Repository files navigation

Demand prediction of consumable retail products

Problem Description

  • A large company that manufactures eatables, delivers them through a group of suppliers to retailers of different kinds all over the country. One of the company’s recent sustainable initiatives was to sell eatable products with no preservatives. These consumables have a shelf life of one week.
  • The company, to ensure the quality of its products on retailers’ shelves, creates a program to buy back the remaining products on the shelves of the retailers post expiry (one week). This has significantly increased the company’s operation costs and is also affecting its gross margins.
  • The company has hired you as a data science consultant and provides you with 5 weeks of data. You are now supposed to predict the demand for various products across for the next two weeks. You are also supposed to produce a report using your machine learning model and the 5th week’s data as a validation set to analyze the potential loss in revenue / gain in operational costs.

Data Description

  • experiment_week : The column identifying the week during which the data was collected
  • channel_type : The channel through which the product is being sold, such as ‘Warehouse Retailers’, ‘grocery stores’, etc.
  • num_units_sold_in_week: ​Number of units of the particular product sold that week
  • sales_revenue_in_week: ​Revenue that the company made by the sale of the products
  • num_units_returned: ​The number of units returned by the retailer for the products sold that week. (Sometimes due to the retailers stocking the products for longer and returning products purchased from prior weeks this variable might be higher than the num_units_sold_in_week)
  • returned_units_revenue_loss: ​The amount of money that the company paid the retailer for returning the product
  • store_identifier: ​Anonymized identifier of the retailer
  • product_identifier: ​Product key from the database
  • category_of_route: ​Type of route used by the supplier to deliver the products
  • supplier_identifier: Anonymized identifier of the supplier distributing the product to the retailer.
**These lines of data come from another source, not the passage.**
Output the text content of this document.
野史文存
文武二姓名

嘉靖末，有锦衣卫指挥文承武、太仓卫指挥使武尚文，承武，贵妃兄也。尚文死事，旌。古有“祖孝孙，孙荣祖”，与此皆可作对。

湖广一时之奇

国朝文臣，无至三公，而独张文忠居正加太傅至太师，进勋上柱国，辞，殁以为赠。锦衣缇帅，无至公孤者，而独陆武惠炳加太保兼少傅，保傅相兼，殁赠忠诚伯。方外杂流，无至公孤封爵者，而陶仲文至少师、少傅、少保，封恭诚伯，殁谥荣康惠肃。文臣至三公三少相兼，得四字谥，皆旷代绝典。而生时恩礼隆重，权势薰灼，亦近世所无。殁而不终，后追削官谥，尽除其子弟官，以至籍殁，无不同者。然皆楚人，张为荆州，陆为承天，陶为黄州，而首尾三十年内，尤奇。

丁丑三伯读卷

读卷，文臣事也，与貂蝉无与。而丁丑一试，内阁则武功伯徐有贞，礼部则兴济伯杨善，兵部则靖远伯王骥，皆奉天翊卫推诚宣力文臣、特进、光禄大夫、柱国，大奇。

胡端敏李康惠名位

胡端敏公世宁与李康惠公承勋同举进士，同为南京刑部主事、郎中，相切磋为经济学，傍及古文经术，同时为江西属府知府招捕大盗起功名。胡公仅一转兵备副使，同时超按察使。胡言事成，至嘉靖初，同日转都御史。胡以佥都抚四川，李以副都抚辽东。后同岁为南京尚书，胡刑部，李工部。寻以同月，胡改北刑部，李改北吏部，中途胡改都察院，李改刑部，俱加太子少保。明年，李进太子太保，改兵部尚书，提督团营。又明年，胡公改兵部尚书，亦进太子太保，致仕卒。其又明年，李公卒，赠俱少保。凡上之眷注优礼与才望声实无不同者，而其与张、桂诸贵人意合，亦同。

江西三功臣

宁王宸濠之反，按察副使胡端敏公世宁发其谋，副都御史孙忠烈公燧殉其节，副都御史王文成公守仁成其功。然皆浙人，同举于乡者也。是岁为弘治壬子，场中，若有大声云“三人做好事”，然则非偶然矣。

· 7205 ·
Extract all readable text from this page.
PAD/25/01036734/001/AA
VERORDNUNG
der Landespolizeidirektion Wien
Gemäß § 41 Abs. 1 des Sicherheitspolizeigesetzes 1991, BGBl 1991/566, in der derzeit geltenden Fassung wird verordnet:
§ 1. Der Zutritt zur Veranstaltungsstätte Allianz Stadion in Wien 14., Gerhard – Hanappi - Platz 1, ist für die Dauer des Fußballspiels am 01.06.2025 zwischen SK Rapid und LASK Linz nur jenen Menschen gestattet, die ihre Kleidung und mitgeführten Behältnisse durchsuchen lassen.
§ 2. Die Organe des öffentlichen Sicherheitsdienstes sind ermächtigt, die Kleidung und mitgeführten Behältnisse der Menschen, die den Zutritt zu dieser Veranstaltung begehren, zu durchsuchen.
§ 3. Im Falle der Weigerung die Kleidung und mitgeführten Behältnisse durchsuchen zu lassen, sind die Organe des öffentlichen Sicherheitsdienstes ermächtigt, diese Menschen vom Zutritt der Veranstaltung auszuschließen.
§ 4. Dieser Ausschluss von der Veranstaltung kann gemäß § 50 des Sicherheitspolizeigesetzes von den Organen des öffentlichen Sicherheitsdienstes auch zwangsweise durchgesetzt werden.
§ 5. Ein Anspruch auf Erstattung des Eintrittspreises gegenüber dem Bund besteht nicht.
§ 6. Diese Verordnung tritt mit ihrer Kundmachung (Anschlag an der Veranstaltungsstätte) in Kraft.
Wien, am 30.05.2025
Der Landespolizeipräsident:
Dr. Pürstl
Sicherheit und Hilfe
Most stores have a single supplier, sometimes a store might have two suppliers.
  • demand_projection: ​This is the target attribute, that is supposed to generate by subtracting the number of units returned from the number of units sold.

Task performed

  • Data analysis and visualisation on train data.
  • Build a machine learning model, which should predict the demand projection for the records in the test data with columns 'experiment_week', 'channel_type', 'store_identifier', 'product_identifier', 'category_of_route' and 'supplier_identifier'.
  • Analyze the predictions of the model, using 4 weeks data, to report the loss of revenue for week 5 if the model was deployed.

Evaluation Metric:

  • The evaluation metric used is Root Mean Squared Error (RMSE)
  • Achieved RMSE of 10.2 on train data and 11.9 on test data

NOTE: Please use Google Colab for complete view of visualization file as graphs used to plot have User interaction features.